Hacer esperar es privilegio de los poderosos. Entre lo más granado de los que nos hacen esperar están los que custodian nuestro tiempo y lo consumen, voraces y displicentes. El que nos hace esperar celebra su poder sobre nuestro tiempo de vida, y el hecho de que jamás lleguemos a saber si nos están haciendo esperar a propósito es lo que le confiere a este poder un carácter ominoso. La prohibición de moverse ha sido siempre prerrogativa del poder patriarcal. El que nos hace esperar nos ata a un lugar. Esto ya era así en el paraíso, violar este mandamiento nos acarreó la expulsión. Cuando esperamos a alguien, experimentamos siempre, como si fuera la primera vez, que uno no se puede marchar sin ser castigado; y si a pesar de todo lo hacemos, se nos impedirá el regreso.
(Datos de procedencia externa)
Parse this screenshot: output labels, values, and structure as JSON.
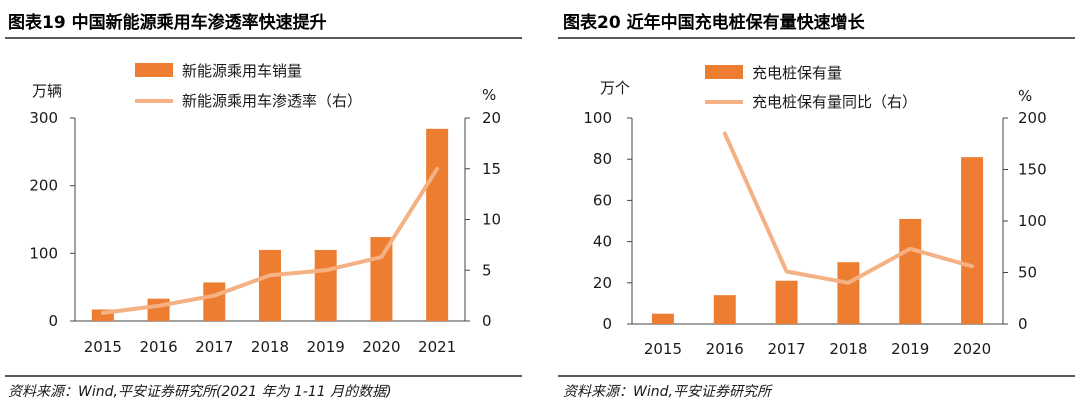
{
  "colors": {
    "bar": "#ed7d31",
    "line": "#f4b183",
    "rule": "#222222"
  },
  "chart_data": [
    {
      "type": "bar+line",
      "title": "图表19    中国新能源乘用车渗透率快速提升",
      "categories": [
        "2015",
        "2016",
        "2017",
        "2018",
        "2019",
        "2020",
        "2021"
      ],
      "series": [
        {
          "name": "新能源乘用车销量",
          "axis": "left",
          "kind": "bar",
          "values": [
            17,
            33,
            57,
            105,
            105,
            124,
            284
          ]
        },
        {
          "name": "新能源乘用车渗透率（右）",
          "axis": "right",
          "kind": "line",
          "values": [
            0.8,
            1.5,
            2.5,
            4.5,
            5.0,
            6.3,
            15.0
          ]
        }
      ],
      "left_axis": {
        "unit": "万辆",
        "min": 0,
        "max": 300,
        "ticks": [
          0,
          100,
          200,
          300
        ]
      },
      "right_axis": {
        "unit": "%",
        "min": 0,
        "max": 20,
        "ticks": [
          0,
          5,
          10,
          15,
          20
        ]
      },
      "source": "资料来源：Wind,平安证券研究所(2021 年为 1-11 月的数据)"
    },
    {
      "type": "bar+line",
      "title": "图表20    近年中国充电桩保有量快速增长",
      "categories": [
        "2015",
        "2016",
        "2017",
        "2018",
        "2019",
        "2020"
      ],
      "series": [
        {
          "name": "充电桩保有量",
          "axis": "left",
          "kind": "bar",
          "values": [
            5,
            14,
            21,
            30,
            51,
            81
          ]
        },
        {
          "name": "充电桩保有量同比（右）",
          "axis": "right",
          "kind": "line",
          "values": [
            null,
            185,
            51,
            40,
            73,
            56
          ]
        }
      ],
      "left_axis": {
        "unit": "万个",
        "min": 0,
        "max": 100,
        "ticks": [
          0,
          20,
          40,
          60,
          80,
          100
        ]
      },
      "right_axis": {
        "unit": "%",
        "min": 0,
        "max": 200,
        "ticks": [
          0,
          50,
          100,
          150,
          200
        ]
      },
      "source": "资料来源：Wind,平安证券研究所"
    }
  ]
}
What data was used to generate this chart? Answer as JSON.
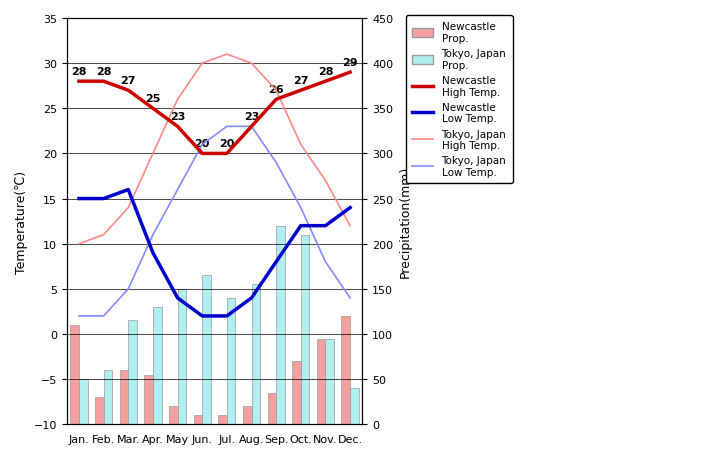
{
  "months": [
    "Jan.",
    "Feb.",
    "Mar.",
    "Apr.",
    "May",
    "Jun.",
    "Jul.",
    "Aug.",
    "Sep.",
    "Oct.",
    "Nov.",
    "Dec."
  ],
  "newcastle_precip": [
    110,
    30,
    60,
    55,
    20,
    10,
    10,
    20,
    35,
    70,
    95,
    120
  ],
  "tokyo_precip": [
    50,
    60,
    115,
    130,
    150,
    165,
    140,
    155,
    220,
    210,
    95,
    40
  ],
  "newcastle_high": [
    28,
    28,
    27,
    25,
    23,
    20,
    20,
    23,
    26,
    27,
    28,
    29
  ],
  "newcastle_low": [
    15,
    15,
    16,
    9,
    4,
    2,
    2,
    4,
    8,
    12,
    12,
    14
  ],
  "tokyo_high": [
    10,
    11,
    14,
    20,
    26,
    30,
    31,
    30,
    27,
    21,
    17,
    12
  ],
  "tokyo_low": [
    2,
    2,
    5,
    11,
    16,
    21,
    23,
    23,
    19,
    14,
    8,
    4
  ],
  "newcastle_high_labels": [
    28,
    28,
    27,
    25,
    23,
    20,
    20,
    23,
    26,
    27,
    28,
    29
  ],
  "temp_ylim": [
    -10,
    35
  ],
  "precip_ylim": [
    0,
    450
  ],
  "temp_yticks": [
    -10,
    -5,
    0,
    5,
    10,
    15,
    20,
    25,
    30,
    35
  ],
  "precip_yticks": [
    0,
    50,
    100,
    150,
    200,
    250,
    300,
    350,
    400,
    450
  ],
  "newcastle_bar_color": "#F4A0A0",
  "tokyo_bar_color": "#B0EEF0",
  "newcastle_high_color": "#CC0000",
  "newcastle_low_color": "#0000CC",
  "tokyo_high_color": "#FF8888",
  "tokyo_low_color": "#8888FF",
  "bg_color": "#C8C8C8",
  "left_ylabel": "Temperature(℃)",
  "right_ylabel": "Precipitation(mm)",
  "grid_color": "#000000"
}
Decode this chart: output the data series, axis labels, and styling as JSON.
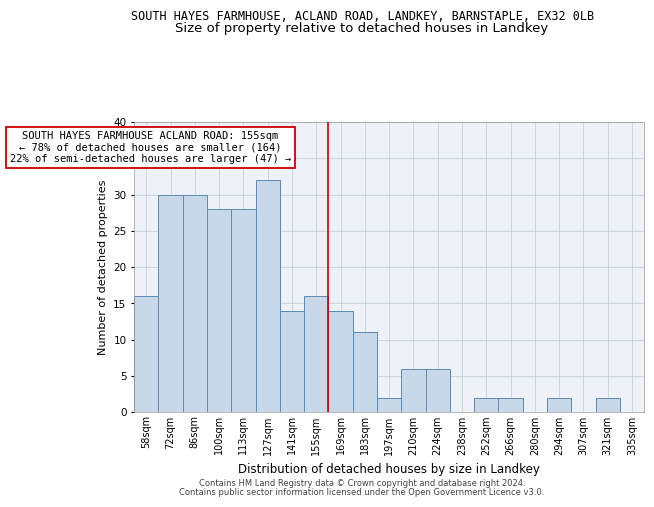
{
  "title_line1": "SOUTH HAYES FARMHOUSE, ACLAND ROAD, LANDKEY, BARNSTAPLE, EX32 0LB",
  "title_line2": "Size of property relative to detached houses in Landkey",
  "xlabel": "Distribution of detached houses by size in Landkey",
  "ylabel": "Number of detached properties",
  "categories": [
    "58sqm",
    "72sqm",
    "86sqm",
    "100sqm",
    "113sqm",
    "127sqm",
    "141sqm",
    "155sqm",
    "169sqm",
    "183sqm",
    "197sqm",
    "210sqm",
    "224sqm",
    "238sqm",
    "252sqm",
    "266sqm",
    "280sqm",
    "294sqm",
    "307sqm",
    "321sqm",
    "335sqm"
  ],
  "values": [
    16,
    30,
    30,
    28,
    28,
    32,
    14,
    16,
    14,
    11,
    2,
    6,
    6,
    0,
    2,
    2,
    0,
    2,
    0,
    2,
    0
  ],
  "bar_color": "#c8d8e8",
  "bar_edge_color": "#5a8ab8",
  "vline_color": "#cc0000",
  "annotation_text": "SOUTH HAYES FARMHOUSE ACLAND ROAD: 155sqm\n← 78% of detached houses are smaller (164)\n22% of semi-detached houses are larger (47) →",
  "annotation_box_color": "#ffffff",
  "annotation_box_edge": "#cc0000",
  "ylim": [
    0,
    40
  ],
  "yticks": [
    0,
    5,
    10,
    15,
    20,
    25,
    30,
    35,
    40
  ],
  "grid_color": "#c8d0dc",
  "background_color": "#eef2f8",
  "footer_line1": "Contains HM Land Registry data © Crown copyright and database right 2024.",
  "footer_line2": "Contains public sector information licensed under the Open Government Licence v3.0.",
  "title1_fontsize": 8.5,
  "title2_fontsize": 9.5,
  "xlabel_fontsize": 8.5,
  "ylabel_fontsize": 8.0,
  "tick_fontsize": 7.0,
  "ann_fontsize": 7.5,
  "footer_fontsize": 6.0
}
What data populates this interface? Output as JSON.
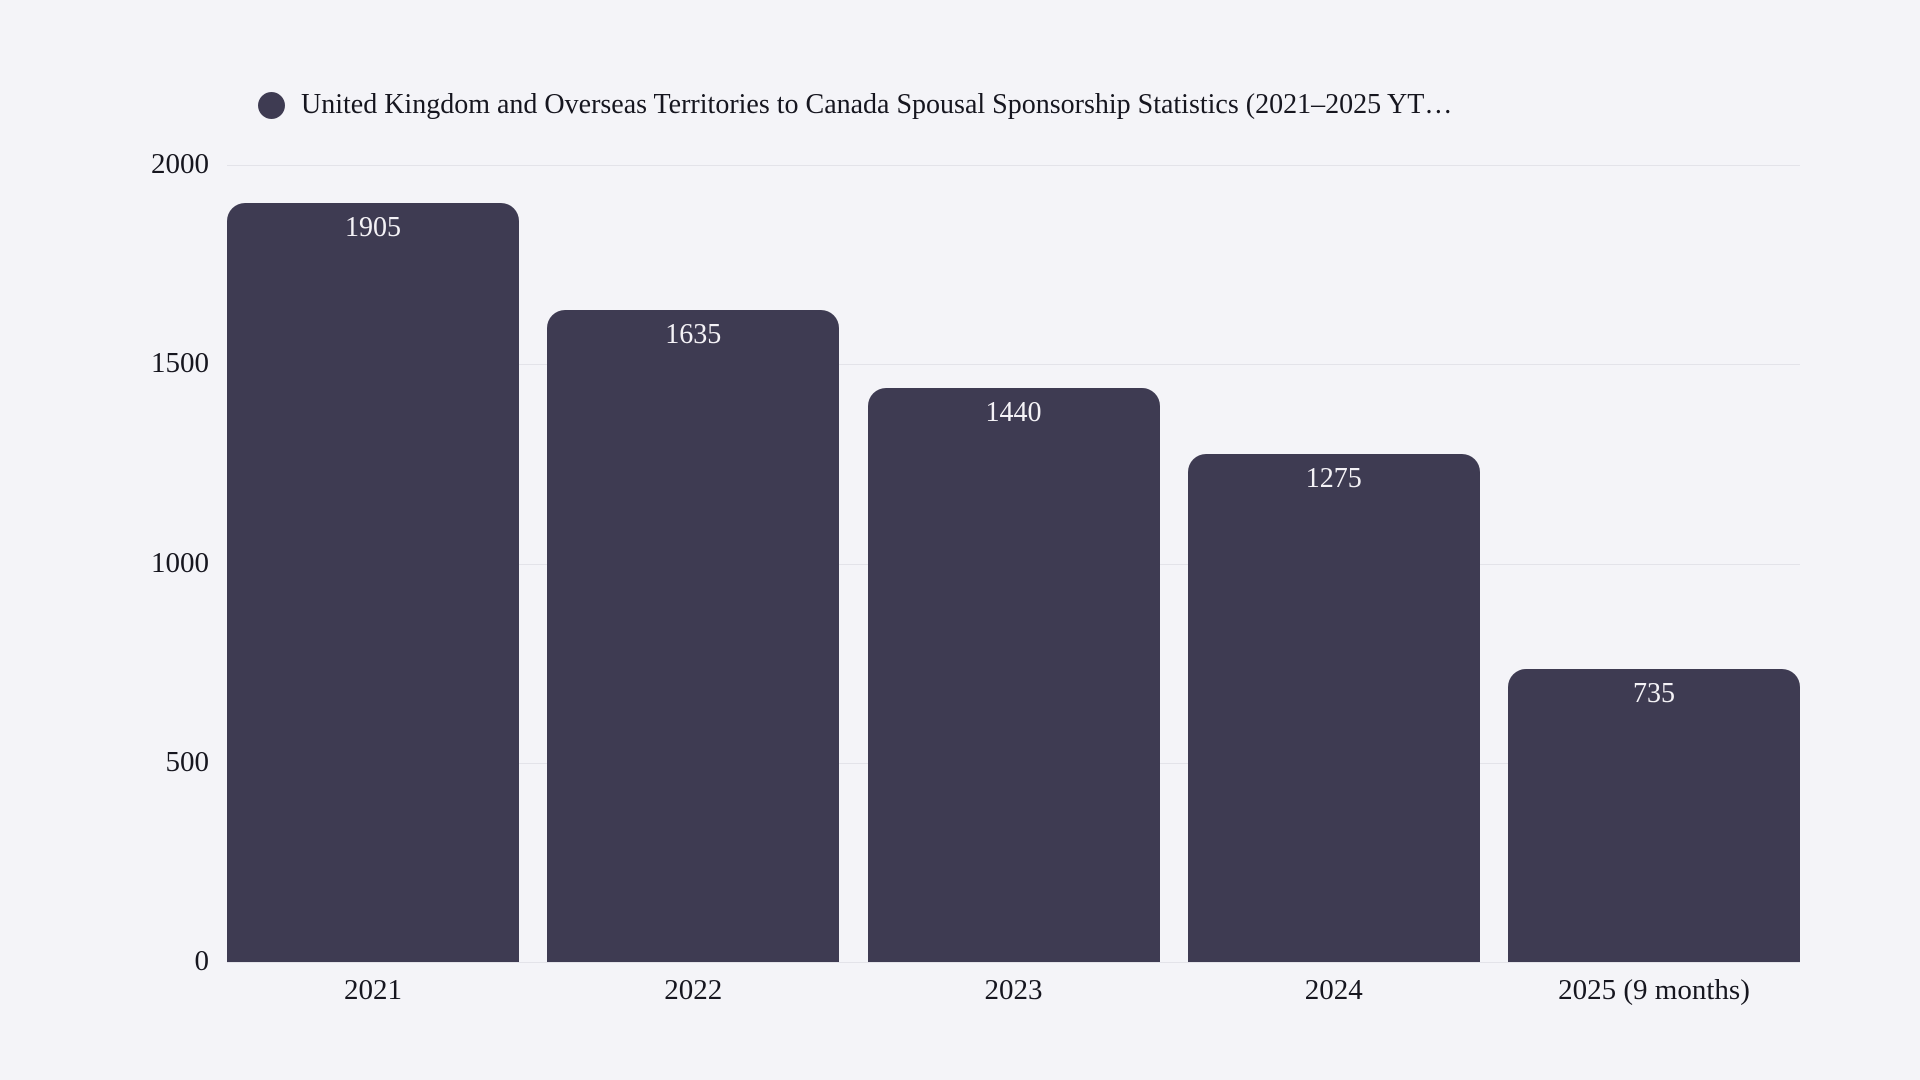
{
  "page": {
    "background_color": "#f4f4f8",
    "text_color": "#16161f"
  },
  "legend": {
    "label": "United Kingdom and Overseas Territories to Canada Spousal Sponsorship Statistics (2021–2025 YT…",
    "marker_color": "#3e3b52",
    "position": "top-left"
  },
  "chart_data": {
    "type": "bar",
    "title": "United Kingdom and Overseas Territories to Canada Spousal Sponsorship Statistics (2021–2025 YT…",
    "categories": [
      "2021",
      "2022",
      "2023",
      "2024",
      "2025 (9 months)"
    ],
    "values": [
      1905,
      1635,
      1440,
      1275,
      735
    ],
    "value_labels": [
      "1905",
      "1635",
      "1440",
      "1275",
      "735"
    ],
    "xlabel": "",
    "ylabel": "",
    "ylim": [
      0,
      2000
    ],
    "yticks": [
      0,
      500,
      1000,
      1500,
      2000
    ],
    "ytick_labels": [
      "0",
      "500",
      "1000",
      "1500",
      "2000"
    ],
    "grid": "horizontal",
    "legend_position": "top",
    "bar_color": "#3e3b52",
    "value_label_color": "#f4f2f6",
    "gridline_color": "#e3e3e9"
  }
}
Todo confinamiento se caracteriza por la retirada de esa disposición que uno tiene sobre los propios ritmos y espacios. La cárcel es el lugar en el que hasta el interruptor de la luz obedece a otro dedo. El carácter totalitario de las medidas disciplinarias que enajenan al preso de cualquier segundo y de todo movimiento lo analizó en detalle Michel Foucault en Vigilar y castigar. En el contexto militar, donde a menudo la espera entraña un alto valor estratégico, el frente de batalla consiste a menudo en una exasperante inactividad. Quizá por eso se castiga con la pena de muerte la deserción en tiempos de guerra. 

Seis

¿Esperar sería seguir dándole vueltas a la escena original del abandono, una interminable dilación de la separación que siempre fue? Yo aquí, tú ahí. Atado al potro de la incertidumbre, el que espera experimenta a cada segundo que está en manos del tiempo. Merma instante a instante. Va encogiéndose a medida que espera hasta formar un único punto candente: ¡nunca más! 

Siete

Warten, «esperar» en alemán, es, según la definición del Diccionario Grimm, un verbo que significaba «mirar a algún lugar, dirigir la atención hacia algo, atender, cuidar, servir a alguien, guardar, perseverar, etc.». También se afirma allí que la expresión esperar a alguien no se desarrolla hasta el siglo xvi. Este vistazo al diccionario nos muestra además que las transformaciones de la palabra trazan por sí mismas una historia de la espera. Este «guardar» en el sentido de «servir», va declinando junto con los grandes poderes, y su forma más civilizada se conserva hoy en el bello y anticuado verbo «guarecer». En la acepción vinculada al servicio se ha retirado enteramente al mundo del catering. Y, sin embargo, la vigilancia y la custodia permanecen en el «guardés», aunque su oficio represente lo contrario de la espera, puesto que promete presencia.